Contact Name: Prof. Luigi Di Stefano
About the speaker
Silvia Zuffi received a master in electronic engineering from the University of Bologna, and a master and PhD in computer science from Brown University (RI, USA). She has been a postdoc at the Max-Planck institute for Intelligent Systems (Tübingen, Germany) and currently she is a research scientist at ITC-CNR (Milano).
Her research interests include color imaging and reproduction, 2D and 3D shape models, human pose estimation and inference in graphical models.
https://ps.is.tue.mpg.de/people/szuffi
Abstract
The human body is one of the most challenging objects to model. It is highly articulated, it deforms with pose changes, it exhibits variability in shape, while clothes and hairstyles create a large variety of appearances. Building accurate body models is of great importance for Computer Vision and Computer Graphics. Our visual environment is largely populated by humans, and we are very efficient in detecting other people, recognizing their identity, estimating pose and motion. We expect automatic systems to do the same, with human performance.

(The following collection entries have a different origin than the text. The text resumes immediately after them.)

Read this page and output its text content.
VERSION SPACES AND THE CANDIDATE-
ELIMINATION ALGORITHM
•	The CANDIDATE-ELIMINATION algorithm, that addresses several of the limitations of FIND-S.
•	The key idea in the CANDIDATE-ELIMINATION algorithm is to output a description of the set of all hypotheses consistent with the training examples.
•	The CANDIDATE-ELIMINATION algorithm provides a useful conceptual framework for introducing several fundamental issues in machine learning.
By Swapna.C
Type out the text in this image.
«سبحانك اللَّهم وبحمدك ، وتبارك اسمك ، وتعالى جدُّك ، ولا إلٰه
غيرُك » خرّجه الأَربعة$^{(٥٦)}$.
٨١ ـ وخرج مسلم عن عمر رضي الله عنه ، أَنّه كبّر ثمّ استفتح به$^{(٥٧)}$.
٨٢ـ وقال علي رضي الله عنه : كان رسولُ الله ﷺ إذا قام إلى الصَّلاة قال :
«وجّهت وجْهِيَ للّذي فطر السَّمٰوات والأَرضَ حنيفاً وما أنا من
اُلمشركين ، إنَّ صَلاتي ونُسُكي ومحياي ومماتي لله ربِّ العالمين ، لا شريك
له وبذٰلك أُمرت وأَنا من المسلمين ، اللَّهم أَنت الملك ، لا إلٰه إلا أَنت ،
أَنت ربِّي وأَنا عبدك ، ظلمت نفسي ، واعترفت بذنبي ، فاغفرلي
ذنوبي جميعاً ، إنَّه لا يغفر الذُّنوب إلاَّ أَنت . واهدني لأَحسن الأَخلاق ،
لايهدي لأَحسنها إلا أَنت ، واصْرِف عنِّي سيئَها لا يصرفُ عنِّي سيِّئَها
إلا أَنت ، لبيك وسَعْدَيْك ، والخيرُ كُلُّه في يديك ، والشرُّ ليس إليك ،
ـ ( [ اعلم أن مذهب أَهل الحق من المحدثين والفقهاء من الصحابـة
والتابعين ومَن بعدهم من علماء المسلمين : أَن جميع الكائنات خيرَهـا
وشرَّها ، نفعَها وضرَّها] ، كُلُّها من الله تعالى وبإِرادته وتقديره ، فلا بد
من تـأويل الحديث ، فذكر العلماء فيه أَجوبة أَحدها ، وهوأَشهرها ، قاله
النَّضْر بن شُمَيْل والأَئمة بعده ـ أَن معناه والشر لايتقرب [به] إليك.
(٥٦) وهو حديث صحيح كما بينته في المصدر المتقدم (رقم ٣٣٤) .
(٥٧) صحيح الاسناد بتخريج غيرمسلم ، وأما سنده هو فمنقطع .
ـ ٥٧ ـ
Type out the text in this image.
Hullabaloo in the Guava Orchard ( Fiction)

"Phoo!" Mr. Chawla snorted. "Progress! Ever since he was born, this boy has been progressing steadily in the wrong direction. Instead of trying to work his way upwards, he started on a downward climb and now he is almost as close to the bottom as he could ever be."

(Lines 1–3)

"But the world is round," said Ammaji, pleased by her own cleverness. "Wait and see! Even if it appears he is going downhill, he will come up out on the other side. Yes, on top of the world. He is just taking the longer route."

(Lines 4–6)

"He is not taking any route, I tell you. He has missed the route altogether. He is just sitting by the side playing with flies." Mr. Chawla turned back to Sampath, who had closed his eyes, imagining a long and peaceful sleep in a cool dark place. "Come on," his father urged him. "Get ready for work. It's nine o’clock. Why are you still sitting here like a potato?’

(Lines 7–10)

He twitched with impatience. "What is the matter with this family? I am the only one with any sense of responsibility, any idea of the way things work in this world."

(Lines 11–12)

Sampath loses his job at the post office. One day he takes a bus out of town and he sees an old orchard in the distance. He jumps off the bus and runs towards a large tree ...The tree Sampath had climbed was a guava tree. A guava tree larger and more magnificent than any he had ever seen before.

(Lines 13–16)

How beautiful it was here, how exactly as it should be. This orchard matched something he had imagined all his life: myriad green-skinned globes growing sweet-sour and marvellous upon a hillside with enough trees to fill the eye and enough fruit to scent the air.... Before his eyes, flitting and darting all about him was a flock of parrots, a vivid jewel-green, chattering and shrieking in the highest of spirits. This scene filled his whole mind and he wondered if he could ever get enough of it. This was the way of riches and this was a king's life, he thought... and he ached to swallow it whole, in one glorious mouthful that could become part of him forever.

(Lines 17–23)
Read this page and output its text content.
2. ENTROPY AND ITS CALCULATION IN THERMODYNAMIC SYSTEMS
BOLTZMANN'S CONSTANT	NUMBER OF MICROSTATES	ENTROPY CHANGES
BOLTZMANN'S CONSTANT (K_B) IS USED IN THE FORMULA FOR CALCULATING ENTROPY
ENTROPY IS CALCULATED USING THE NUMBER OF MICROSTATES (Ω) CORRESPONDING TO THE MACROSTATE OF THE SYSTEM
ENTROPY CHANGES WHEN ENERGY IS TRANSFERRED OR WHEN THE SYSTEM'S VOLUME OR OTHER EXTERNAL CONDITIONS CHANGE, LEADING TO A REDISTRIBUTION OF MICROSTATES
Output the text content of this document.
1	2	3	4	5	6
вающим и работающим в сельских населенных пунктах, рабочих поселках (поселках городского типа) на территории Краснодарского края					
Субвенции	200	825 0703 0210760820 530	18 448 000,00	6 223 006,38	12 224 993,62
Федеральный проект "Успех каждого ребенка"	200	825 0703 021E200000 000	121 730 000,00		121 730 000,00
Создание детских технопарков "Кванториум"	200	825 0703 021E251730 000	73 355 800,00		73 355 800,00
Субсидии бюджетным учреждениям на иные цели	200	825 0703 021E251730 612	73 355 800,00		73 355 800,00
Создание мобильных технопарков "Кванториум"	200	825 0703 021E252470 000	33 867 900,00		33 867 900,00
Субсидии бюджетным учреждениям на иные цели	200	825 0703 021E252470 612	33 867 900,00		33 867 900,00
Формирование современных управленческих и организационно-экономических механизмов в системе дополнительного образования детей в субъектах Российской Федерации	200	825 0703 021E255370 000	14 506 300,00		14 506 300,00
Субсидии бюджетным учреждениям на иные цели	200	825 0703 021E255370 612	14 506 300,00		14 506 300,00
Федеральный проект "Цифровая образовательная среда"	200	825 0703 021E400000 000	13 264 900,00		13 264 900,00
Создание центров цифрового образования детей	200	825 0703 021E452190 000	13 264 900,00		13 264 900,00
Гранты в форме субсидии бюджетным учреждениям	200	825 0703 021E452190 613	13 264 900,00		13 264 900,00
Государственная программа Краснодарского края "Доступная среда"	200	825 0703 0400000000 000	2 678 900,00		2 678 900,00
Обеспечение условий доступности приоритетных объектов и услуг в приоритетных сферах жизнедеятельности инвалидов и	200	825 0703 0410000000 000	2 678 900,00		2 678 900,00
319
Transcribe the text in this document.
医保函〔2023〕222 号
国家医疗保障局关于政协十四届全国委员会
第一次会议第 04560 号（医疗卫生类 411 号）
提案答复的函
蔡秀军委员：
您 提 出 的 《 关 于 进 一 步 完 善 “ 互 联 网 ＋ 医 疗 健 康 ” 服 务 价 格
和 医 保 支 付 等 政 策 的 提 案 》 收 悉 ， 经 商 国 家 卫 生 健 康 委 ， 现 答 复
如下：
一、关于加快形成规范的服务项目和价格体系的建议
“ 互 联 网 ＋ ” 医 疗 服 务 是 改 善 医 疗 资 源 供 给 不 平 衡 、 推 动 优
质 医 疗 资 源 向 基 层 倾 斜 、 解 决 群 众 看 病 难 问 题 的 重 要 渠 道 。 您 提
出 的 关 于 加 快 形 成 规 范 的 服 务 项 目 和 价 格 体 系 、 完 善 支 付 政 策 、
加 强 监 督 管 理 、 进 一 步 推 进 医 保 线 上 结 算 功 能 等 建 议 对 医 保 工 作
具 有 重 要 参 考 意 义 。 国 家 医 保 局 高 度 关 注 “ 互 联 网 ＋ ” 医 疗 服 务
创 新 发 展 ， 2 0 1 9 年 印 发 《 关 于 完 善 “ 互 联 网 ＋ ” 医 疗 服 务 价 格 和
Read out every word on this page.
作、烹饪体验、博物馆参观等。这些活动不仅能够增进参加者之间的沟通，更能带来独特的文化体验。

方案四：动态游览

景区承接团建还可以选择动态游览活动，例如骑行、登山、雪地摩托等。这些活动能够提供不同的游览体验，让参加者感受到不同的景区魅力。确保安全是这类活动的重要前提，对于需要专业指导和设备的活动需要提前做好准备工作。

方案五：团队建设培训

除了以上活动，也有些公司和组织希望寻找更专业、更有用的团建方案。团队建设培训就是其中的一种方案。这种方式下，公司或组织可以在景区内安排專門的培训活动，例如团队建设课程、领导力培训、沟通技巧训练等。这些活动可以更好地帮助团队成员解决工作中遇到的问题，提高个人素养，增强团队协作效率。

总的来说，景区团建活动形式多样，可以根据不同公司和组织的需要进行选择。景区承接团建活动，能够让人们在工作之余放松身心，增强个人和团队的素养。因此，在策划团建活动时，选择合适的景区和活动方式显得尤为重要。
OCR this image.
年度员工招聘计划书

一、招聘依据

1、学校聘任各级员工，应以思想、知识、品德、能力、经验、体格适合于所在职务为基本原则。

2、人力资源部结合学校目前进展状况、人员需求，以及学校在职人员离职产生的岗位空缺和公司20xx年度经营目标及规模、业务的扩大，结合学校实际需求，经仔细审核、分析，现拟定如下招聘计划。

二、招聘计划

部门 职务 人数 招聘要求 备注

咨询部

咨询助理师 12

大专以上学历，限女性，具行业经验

Computer Vision has since its origin focused on such challenging problems, with a long tradition of model-based methods for human detection and pose estimation from images and video. In Computer Graphics the ultimate goal is a faithful reproduction of reality, and creating realistic characters or avatars that populate virtual worlds is one of the major challenges. In Computer Vision we are interested in generative models that allow inferring the variables of interest from data. The number of model variables is usually limited to the quantities of interest, as inverting the generative process is often very hard. In Computer Graphics we are typically not limited from computational constraints. Models are designed to include many variables in order to generate very realistic reproduction of human bodies. Computational constraints play a role only for interactive visualizations.
In this seminar I will introduce models of the human body popular in Computer Vision and Computer Graphics. I will present our recent work to design human body models that are highly realistic, like those used in graphics, but admit a graphical model representation that supports model fitting to data with distributed optimization methods.